Pendant la guerre de 1812, les craintes canadiennes se sont soudain avérées lorsqu'une force américaine envahit le Canada. Il y eut de nombreux morts et aujourd'hui encore, les Canadiens ont le sentiment que les Américains ont perdu la guerre, bien qu'ils soient trop fiers pour admettre avoir perdu contre le Canada – Même si le Canada n'existait pas en tant que tel et que les Américains ont en réalité combattu les Britanniques.

La menace américaine fut l'une des raisons de la confédération canadienne en 1867. Après de nombreuses attaques contre le Canada dirigées par la Fenian Brotherhood stationnée aux États-Unis et l'expansion de ces derniers vers l'ouest, les Canadiens et les Britanniques sentirent une menace planer sur leurs terres. Elle n'était pas infondée, puisque le gouvernement américain poursuivait le programme Manifest Destiny et cherchait à répandre leurs valeurs démocratiques chez leurs voisins septentrionaux.

Un sentiment de compagnonnage avec les États-Unis se développa durant les deux guerres mondiales et rapprocha les deux pays sur les plans politique et économique. Ils font aujourd'hui partie d'institutions communes comme l'OTAN et l'ALENA.

Les Canadiens plaisantent à l'envi au sujet de l'ignorance supposée des Américains aux cultures étrangères, notamment canadienne. Un thème revenant souvent est l'idée des Américains réactionnaires au sujet de l'État-providence, du féminisme, de l'avortement, de la peine capitale, des relations avec Cuba, de l'écologie, de l'homosexualité, de la lutte contre les drogues, de l'immigration, de la défense, etc.

L'antiaméricanisme canadien est désormais calqué sur la géopolitique du pays. En effet, les sondeurs tendent à distinguer l'antiaméricanisme québécois de l'antiaméricanisme anglophone. Non que leur portée soit différente, mais leurs expressions et manifestations divergent bien souvent, imposant aux politiciens du pays de jongler avec ces deux perspectives. Ainsi, durant la campagne électorale de décembre 2005, le premier ministre, Paul Martin, a cherché à s'appuyer sur l'antiaméricanisme canadien — et notamment québécois — en tenant des propos antiaméricains. Ce qui a conduit l'ambassadeur des États-Unis au Canada — fait rare mais pas inusité — à intervenir en pleine campagne électorale pour adresser des remontrances au gouvernement canadien.

États-Unis[modifier | modifier le code]

Une partie de la population américaine partage certaines des vues des antiaméricains. Les conservateurs accusent régulièrement les liberals (partisans de la gauche) d'avoir des points de vue antiaméricains. Les libéraux, quant à eux, sont convaincus que les conservateurs mènent à la destruction du pays. Ces accusations exagérées s'inscrivent dans les culture wars américaines qui divisent la population entre deux visions extrêmes et diamétralement opposées de la nation qui sont toutes deux convaincues d'êtres les « vrais américains », chacun accusant l'autre de trahir l'idéal américain.

Amérique latine[modifier | modifier le code]

Bannière anti-USA lors d'une manifestation au Brésil.

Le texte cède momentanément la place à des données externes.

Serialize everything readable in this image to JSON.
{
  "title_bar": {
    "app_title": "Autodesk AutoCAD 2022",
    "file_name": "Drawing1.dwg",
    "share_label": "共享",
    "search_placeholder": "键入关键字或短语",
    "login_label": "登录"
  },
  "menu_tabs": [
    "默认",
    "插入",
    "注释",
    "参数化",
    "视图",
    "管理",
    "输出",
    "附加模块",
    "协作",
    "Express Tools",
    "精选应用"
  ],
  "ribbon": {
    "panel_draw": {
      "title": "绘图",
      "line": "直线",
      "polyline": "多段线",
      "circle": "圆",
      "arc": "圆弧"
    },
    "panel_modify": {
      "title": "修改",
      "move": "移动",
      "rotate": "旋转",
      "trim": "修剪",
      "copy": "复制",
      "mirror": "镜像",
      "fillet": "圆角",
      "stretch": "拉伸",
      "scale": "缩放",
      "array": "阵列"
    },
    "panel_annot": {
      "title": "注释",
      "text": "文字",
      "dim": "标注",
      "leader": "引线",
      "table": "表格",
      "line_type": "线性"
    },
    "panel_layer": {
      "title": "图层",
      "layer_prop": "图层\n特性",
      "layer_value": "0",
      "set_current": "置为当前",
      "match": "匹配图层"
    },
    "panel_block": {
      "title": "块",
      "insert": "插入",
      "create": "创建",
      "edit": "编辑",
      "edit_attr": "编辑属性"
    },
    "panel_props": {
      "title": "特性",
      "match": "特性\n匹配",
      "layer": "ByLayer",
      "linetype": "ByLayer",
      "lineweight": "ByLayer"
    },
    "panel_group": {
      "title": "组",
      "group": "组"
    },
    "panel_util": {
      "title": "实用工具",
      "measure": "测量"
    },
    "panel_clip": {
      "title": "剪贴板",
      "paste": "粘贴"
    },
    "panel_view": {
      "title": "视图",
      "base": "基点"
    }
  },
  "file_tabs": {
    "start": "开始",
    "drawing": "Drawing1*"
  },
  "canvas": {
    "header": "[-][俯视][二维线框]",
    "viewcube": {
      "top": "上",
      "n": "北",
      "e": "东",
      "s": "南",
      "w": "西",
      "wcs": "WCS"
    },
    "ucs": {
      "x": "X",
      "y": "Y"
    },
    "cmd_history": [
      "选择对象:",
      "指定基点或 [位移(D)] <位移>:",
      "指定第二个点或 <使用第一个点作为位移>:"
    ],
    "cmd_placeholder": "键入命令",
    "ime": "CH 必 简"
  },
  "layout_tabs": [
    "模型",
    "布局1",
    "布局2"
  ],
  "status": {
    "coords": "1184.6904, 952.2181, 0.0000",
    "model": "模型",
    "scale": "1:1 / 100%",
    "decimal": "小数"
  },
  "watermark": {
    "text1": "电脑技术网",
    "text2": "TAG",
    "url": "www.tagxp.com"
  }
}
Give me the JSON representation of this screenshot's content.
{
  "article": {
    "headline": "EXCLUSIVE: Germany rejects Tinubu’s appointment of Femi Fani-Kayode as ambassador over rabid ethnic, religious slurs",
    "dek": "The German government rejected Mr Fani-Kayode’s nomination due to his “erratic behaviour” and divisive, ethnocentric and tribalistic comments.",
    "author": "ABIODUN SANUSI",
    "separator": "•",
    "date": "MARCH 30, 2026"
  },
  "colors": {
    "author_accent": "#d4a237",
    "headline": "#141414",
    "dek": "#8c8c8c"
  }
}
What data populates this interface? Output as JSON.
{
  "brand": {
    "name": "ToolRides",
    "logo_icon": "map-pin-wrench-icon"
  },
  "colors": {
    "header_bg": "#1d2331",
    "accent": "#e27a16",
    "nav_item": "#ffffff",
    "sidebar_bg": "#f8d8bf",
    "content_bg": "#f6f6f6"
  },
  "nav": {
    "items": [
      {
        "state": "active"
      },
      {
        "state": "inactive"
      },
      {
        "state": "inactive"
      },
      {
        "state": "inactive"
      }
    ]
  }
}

« C'est pour les Latino-Américains un scandale insupportable qu'une poignée d'Anglo-Saxons, arrivés dans l'hémisphère beaucoup plus tard que les Espagnols [...] soient devenus la première puissance du monde. Il faudrait une impensable auto-analyse collective pour que les Latino-Américains puissent regarder en face les causes de ce contraste. C'est pourquoi, tout en sachant que c'est faux, chaque dirigeant politique, chaque intellectuel latino-américain est obligé de dire que tous nos maux trouvent leur explication dans l'impérialisme nord-américain[32] »

Le président du Venezuela Hugo Chávez affiche régulièrement son antiaméricanisme dans ses discours publics. Le 11 août 2008, il déclara au cours d'un meeting politique : « Allez en enfer, yankees de merde. Nous sommes un peuple digne, allez en enfer cent fois »[33].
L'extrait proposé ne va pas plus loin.